Michael Feely, Architecture : I practice it.
Problem 1: Your assumption about the cost and survivability of a 5,000 mile long bridge across the entire pacific is wildly optimistic. To put it in context, Donald Trump’s border wall with Mexico is estimated to cost $21 billion. And that's for an object 25% the length, that can be built on solid ground, that doesn't need a 10 lane highway on top, and that need not fear hurricane damage. Using other mega-bridge projects as a model we get costs between 25 and 100 times greater than the $20 billion estimate you have (Call it $500billion to $2 trillion. And count on $2 trillion being closer to correct)
Problem 2: A bridge implies a single start point and an end point. Presumably Shanghai to Long Beach or so. But what happens to cargo from Hong Komg to San Francisco. Does it have to go up the coast, to the bridge, and then up the coast again?
Problem 3: To the extent that this bridge gets used, it basically is a target for half the people in the Pacific with an economic grudge. Security is going to be a headache.
Problem 4: Why just the US and China. Why doesn't Japan get an off-ramp? How about South Korea?
Problem 5: Now for the kicker. Average freight costs per ton-mile run about 15 cents for trucking, 5 cents for railroads- and about 3 cents for trans-oceanic container ships. Assuming you have a railroad on this bridge and a modest toll to pay for the original construction cost of the bridge, it would likely run about 6 cents per ton-mile to ship on. So there will be no payback, because there are already cheaper modes of transportation available. In theory, it will attract some cargo away from ships because it will be faster - container ships run around 37–46 km/h, whereas you could probably double that speed with rail freight on this giant bridge. But that’s about it for potential users.

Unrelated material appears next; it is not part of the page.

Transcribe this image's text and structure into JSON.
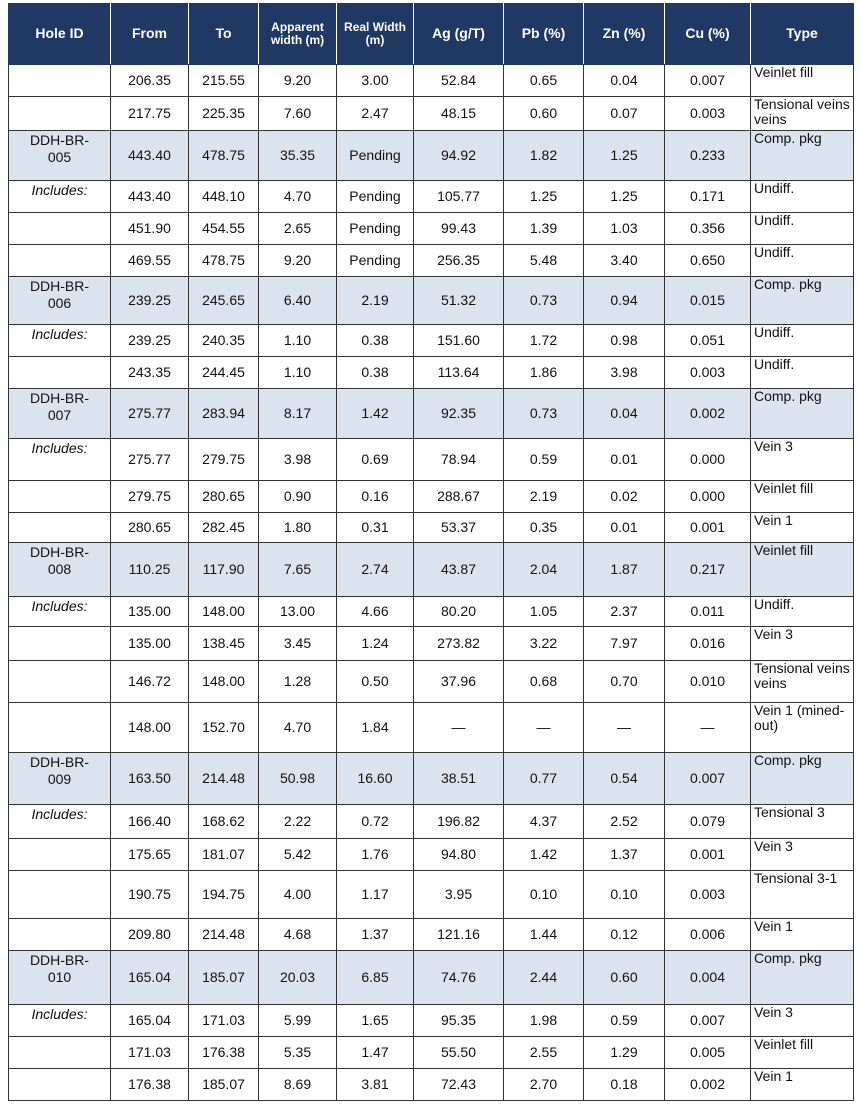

Nischal Ranjinath Muniandy, studied at KDU University College
The answer is essentially down to a few core reasons.
It cost a lot more than $4 million/mile for one thing. You would have to get tonnes of machinery, material and personnel thousands of kilometers into the open ocean. If we based this theoretical bridge on the Danyang-Kunshan Grand Bridge, it would cost at least $415 billion dollars and that’s mainly an overland viaduct. Basing it on the Dubai Floating Bridge would net us a cost of 2.125 trillion dollars. And this is not including the cost of maintenance.
And not to mention that this bridge would have to withstand any extreme weather events and be tall enough to avoid ships crashing into it.
But let’s just say for the sake of argument, this bridge was complete and is 5,000 miles from end to end. How will people get across? By road? Going at 100 mph, it would take 50 hours of non-stop driving to get from one end to another. And that would necessitate having a lot of amenities for drivers. Rest stops, gas stations, emergency services and perhaps even hotels. That would only add to the initial cost of construction and the cost of maintenance, but now you have a large labour cost as well. If someone is going to work in the literal middle of nowhere that’s a day’s drive from anywhere else, you bet they’d want to be paid and housed decently.